While that works, you can still get motion disassociation when doing it during a tick (wobbling), should probably derive off of the motion controllers component tick instead to keep them sync’d.
IE: Every time the motion controller ticks and updates its location you update all attached actors as well to match the new location / orientation. You would have to set a tick prerequisite like in AttachTo though.
I have that as a 4th grip attempt somewhere, I may go back to it. I will have a lot more time this weekend to sort through things.
Yup, I forgot about that, it does a late positional update on the render thread. Would be really painful to get that working with non attached components.
@OneShotGG That’s an interesting I didn’t think of that. So I’m pretty confident that this method would work for vehicles like Hover Junkers and in the video. In fact I had the idea of implementing as optional/additional means of transportation the same thing as in the video this week in 1.7. However this would imply adding movementscomponents to the pawn. Of course, this kind of moving platform could also be possessed and controlled by AI. Well, our little toybox could become a joyful playground with the addition of a mock HJ vehicle!
However, the doesn’t resolve the problem for external actors such as these 2 moving platforms. It seems that Unreal has a hard time syncing the pawn’s sceneroot and platform mesh worldlocations. Not sure if the solution is in the BP.
Maybe 1 thing I could try is move both the platform and the pawn together in matinee. 'll try that morrow.
Well, if I count all public and private attempts communicated to me it seems the grabing thing, which I thought resolving in 2 days, will have taken much man-hour-brain than estimated. thanks all
H there, i have a question, i’m not into programming, 3d modeller here so i had no luck to compile myself the VR edition of Unreal (still trying)
With your template can i use the standard Unreal Editor with my HTC Vive?
Thank you
Hi Devs, I tried to swap the Vive-Pawn-Controllers to the integrated Leap-Motion Plugin.

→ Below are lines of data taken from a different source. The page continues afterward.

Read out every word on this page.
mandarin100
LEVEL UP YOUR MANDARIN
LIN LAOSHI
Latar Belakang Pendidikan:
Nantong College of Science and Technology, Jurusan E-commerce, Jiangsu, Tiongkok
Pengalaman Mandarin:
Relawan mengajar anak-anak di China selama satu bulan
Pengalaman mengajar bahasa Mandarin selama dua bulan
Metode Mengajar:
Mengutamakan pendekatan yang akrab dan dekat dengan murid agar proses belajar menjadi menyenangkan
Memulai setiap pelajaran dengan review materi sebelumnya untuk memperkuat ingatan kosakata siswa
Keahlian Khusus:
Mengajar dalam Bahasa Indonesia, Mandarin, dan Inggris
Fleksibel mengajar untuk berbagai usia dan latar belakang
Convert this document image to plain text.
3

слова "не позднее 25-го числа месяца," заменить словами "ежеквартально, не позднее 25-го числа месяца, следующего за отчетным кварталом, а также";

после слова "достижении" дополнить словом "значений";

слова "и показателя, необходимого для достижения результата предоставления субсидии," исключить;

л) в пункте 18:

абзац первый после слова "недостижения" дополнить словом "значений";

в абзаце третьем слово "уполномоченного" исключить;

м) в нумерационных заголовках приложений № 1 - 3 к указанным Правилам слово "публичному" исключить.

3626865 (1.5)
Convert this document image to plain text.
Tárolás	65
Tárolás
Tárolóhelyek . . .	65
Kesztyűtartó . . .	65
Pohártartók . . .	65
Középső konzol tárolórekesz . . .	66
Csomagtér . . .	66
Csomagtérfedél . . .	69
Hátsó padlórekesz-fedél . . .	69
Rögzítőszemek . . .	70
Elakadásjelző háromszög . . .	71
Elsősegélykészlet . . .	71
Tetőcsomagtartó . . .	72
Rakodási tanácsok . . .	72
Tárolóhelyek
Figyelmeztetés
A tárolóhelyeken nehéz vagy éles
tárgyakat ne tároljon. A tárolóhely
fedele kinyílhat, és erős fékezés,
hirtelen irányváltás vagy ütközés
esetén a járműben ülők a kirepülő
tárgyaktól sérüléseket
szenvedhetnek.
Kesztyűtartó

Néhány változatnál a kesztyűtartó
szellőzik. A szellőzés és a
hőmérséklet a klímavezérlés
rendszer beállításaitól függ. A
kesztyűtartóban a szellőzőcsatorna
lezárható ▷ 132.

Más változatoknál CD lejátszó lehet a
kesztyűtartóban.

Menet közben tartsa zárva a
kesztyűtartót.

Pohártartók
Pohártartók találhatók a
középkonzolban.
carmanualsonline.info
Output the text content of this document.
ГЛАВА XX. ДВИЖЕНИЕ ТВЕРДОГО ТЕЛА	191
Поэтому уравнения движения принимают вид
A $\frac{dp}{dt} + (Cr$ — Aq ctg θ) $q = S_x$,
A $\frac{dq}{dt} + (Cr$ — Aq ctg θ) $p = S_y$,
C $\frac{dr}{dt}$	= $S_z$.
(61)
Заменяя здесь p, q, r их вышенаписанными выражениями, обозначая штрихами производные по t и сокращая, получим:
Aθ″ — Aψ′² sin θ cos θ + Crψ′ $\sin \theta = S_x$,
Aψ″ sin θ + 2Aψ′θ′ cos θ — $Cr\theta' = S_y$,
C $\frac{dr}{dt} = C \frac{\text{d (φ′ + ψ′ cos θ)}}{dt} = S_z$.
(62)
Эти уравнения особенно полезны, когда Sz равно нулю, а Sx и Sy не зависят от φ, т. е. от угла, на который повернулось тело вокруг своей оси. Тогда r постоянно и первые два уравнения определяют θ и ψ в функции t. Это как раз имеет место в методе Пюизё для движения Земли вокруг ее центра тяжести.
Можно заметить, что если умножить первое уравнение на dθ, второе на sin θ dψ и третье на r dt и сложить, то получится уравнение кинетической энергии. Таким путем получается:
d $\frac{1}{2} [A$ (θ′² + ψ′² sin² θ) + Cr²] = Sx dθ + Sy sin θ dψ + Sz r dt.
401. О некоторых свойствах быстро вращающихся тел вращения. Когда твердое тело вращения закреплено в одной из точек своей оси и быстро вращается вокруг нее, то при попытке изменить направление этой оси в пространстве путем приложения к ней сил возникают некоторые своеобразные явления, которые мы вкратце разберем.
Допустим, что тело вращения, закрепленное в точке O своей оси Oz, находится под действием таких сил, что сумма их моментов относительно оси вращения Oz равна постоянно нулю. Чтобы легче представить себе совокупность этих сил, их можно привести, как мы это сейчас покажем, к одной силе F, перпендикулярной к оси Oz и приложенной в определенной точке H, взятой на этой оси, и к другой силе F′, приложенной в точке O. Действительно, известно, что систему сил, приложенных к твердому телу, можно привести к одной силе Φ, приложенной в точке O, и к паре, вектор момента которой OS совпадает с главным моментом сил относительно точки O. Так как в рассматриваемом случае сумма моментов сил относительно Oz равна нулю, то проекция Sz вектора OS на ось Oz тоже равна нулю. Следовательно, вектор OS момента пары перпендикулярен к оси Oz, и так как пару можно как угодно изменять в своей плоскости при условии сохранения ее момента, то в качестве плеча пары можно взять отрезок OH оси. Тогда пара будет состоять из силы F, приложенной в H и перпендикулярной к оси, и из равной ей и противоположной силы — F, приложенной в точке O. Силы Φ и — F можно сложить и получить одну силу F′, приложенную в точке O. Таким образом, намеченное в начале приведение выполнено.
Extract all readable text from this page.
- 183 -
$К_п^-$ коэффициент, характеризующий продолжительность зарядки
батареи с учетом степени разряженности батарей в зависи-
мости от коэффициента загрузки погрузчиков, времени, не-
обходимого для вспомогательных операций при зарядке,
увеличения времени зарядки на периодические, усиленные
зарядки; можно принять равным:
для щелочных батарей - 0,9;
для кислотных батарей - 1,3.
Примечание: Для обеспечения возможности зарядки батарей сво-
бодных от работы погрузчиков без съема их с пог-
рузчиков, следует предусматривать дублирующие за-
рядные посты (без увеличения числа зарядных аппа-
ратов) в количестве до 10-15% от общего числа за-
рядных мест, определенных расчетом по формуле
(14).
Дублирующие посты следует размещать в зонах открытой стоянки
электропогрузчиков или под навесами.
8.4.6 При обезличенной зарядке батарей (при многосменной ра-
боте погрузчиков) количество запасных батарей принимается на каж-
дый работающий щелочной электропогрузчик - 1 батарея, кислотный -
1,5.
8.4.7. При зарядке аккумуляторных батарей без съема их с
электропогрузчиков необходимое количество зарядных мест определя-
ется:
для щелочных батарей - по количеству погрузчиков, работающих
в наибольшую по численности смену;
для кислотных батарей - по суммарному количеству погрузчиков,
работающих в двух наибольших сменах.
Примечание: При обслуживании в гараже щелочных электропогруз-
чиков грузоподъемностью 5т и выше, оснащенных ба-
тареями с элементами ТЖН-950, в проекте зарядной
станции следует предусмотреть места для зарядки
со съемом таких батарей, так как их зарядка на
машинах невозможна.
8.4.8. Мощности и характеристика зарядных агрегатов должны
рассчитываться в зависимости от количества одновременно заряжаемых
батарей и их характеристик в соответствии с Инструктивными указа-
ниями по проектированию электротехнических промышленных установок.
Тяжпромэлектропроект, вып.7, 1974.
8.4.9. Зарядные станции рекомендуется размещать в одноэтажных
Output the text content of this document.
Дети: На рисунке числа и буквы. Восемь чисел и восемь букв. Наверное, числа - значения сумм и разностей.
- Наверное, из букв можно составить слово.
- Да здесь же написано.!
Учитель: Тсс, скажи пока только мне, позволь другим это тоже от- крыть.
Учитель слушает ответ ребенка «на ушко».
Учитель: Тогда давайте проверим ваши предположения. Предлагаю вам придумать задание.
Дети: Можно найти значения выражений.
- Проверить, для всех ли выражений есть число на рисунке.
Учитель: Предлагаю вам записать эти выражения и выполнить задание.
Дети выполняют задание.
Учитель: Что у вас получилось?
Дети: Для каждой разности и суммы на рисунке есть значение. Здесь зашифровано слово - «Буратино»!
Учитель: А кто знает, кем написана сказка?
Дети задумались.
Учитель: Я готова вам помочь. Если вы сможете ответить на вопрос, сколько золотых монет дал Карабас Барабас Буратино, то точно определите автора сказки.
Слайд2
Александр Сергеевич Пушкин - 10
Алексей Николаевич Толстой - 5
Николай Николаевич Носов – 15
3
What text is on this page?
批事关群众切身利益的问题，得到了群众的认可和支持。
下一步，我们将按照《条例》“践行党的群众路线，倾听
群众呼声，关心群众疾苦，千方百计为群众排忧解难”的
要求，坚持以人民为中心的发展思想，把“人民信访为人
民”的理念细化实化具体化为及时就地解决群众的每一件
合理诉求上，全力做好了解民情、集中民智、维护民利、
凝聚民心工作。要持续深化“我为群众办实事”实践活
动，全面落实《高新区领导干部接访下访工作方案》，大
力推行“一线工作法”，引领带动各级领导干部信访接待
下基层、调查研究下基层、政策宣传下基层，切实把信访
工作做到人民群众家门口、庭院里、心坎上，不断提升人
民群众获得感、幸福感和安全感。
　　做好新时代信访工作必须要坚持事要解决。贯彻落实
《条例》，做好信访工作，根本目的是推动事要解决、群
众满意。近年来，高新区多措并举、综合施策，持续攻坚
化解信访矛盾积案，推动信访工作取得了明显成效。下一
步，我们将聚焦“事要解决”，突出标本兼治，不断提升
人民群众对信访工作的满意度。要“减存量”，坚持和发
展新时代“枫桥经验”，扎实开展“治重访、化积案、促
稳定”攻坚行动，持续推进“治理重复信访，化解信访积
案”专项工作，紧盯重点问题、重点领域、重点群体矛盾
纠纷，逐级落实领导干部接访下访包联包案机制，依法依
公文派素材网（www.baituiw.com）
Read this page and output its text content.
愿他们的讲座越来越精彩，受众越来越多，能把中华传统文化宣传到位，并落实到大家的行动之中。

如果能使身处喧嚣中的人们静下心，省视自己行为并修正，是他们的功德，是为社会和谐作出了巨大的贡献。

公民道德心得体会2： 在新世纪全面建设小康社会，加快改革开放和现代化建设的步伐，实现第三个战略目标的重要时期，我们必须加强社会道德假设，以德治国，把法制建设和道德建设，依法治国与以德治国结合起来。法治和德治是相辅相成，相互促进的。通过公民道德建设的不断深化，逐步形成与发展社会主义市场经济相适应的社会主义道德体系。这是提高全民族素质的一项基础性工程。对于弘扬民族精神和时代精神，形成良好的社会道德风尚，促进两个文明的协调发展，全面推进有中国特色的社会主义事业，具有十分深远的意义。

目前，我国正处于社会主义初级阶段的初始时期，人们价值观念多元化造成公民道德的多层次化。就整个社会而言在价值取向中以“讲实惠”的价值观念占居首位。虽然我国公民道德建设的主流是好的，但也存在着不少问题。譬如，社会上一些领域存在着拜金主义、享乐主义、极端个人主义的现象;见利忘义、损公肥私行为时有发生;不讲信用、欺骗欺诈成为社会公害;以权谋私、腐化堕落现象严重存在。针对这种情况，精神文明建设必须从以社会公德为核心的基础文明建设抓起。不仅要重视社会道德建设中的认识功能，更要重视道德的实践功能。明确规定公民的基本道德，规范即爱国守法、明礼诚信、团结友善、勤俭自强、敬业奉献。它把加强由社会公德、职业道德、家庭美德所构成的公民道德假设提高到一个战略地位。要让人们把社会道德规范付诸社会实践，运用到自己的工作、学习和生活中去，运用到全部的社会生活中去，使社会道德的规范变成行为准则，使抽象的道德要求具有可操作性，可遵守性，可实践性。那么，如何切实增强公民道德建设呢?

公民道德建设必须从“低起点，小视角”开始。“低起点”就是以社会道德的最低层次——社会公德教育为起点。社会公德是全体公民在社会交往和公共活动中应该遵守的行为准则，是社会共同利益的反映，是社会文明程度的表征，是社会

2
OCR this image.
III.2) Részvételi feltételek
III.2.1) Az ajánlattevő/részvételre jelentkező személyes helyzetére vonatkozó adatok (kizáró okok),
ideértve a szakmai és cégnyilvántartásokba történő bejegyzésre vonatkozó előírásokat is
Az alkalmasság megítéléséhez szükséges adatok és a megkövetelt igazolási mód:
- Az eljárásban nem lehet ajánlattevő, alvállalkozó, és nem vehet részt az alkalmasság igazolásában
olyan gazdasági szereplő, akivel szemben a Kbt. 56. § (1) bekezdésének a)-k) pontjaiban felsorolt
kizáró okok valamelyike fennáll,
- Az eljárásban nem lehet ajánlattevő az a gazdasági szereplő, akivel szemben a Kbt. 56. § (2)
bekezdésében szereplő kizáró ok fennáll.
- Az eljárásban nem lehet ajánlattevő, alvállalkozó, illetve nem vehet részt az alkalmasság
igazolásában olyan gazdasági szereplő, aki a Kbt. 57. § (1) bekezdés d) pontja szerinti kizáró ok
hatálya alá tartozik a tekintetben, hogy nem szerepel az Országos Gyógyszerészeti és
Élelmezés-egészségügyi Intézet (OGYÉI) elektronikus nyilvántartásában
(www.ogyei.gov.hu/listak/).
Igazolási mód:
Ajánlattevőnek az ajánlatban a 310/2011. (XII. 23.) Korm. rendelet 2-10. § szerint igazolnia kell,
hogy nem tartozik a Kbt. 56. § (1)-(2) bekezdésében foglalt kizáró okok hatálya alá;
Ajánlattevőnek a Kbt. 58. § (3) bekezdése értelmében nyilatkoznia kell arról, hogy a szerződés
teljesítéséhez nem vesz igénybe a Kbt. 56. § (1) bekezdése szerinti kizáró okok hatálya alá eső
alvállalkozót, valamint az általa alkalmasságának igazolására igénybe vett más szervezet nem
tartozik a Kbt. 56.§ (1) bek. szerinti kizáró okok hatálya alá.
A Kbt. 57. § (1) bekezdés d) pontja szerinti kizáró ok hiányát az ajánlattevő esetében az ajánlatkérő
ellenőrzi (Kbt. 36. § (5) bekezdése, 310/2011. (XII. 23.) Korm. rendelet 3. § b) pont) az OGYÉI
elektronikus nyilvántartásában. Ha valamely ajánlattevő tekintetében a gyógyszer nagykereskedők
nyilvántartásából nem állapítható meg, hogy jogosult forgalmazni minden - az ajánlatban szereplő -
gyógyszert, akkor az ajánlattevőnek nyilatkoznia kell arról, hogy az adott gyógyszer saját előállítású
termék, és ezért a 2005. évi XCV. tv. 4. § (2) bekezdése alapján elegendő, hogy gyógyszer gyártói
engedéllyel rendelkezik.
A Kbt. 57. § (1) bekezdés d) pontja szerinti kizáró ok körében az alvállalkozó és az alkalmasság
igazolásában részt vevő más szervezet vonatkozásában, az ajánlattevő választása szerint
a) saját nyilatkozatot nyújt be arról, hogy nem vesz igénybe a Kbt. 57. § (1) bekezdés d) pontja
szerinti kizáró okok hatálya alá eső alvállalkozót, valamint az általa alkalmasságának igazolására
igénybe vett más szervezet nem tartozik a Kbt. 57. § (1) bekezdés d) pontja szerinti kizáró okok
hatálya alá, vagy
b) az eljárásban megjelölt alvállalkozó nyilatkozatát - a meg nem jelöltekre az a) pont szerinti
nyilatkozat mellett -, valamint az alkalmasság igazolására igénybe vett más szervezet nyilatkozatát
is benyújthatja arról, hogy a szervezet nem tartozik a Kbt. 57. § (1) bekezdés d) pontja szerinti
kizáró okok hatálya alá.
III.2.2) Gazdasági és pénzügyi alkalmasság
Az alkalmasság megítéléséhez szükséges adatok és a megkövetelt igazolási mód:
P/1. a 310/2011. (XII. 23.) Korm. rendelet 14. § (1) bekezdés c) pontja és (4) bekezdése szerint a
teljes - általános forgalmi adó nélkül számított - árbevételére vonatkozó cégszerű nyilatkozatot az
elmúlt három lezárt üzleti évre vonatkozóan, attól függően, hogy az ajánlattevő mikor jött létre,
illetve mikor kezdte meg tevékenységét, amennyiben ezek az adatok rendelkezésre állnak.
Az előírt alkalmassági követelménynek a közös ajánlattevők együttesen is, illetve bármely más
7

Changed the Pawn-Class to Leap (under Game-Mode) but I cant get the Leap to work? What do I have to do to disable the Vive-Controller?
@Nedo the template is compatible with version 4.11.2. Everything related to SteamVR is in the folder Vive, some options in the Project Settings and some functions in the level blueprint. The rest is the blank BP template @AlexKlwn The leap character is vastly different from the simple Vive_pawn. From what I know it’s still customized for the DK2. I can find my DK2 somewhere in a box and try it tonight it should be plug and play. Quoting @acolgan " There are two important differences between the Rift and Vive to keep in mind. The first is the offset. On the Oculus Rift, the distance between the controller and your eyes is about 8 cm. The virtual controller within the game engine needs to have the same offset from the VR cameras. Since the Vive is slightly bulkier, this offset should be increased to 9.5 cm. The second difference is a little trickier – image passthrough. The plugin currently delivers infrared images with a field-of-view (FOV) crop fixed to Rift DK2. Because the Vive FOV is different, augmented reality projects will not work correctly on the Vive. This will be resolved in a future release so that passthrough will be HMD-agnostic." I’ve messed around a bit with the leap, but so much things to do I think that unless someone gracefully develop it, I’m confident that @getnamo will provide us with a leap-vive pawn once he received his.
@Proteus Okay thank you I have managed to get it to work now but the HMD view is way to high, when I put on the Vive I feel like im 3m tall, how can I change the HMD View height?
@AlexKlwn It depends on how you setup your pawn, e.g. if you added vive functionalities to leap_character or you added leap to the vive pawn. Does camera follos hmd checked? did you use a character or a pawn? All these will inflluence the view height. It’s difficult to guess without more infos.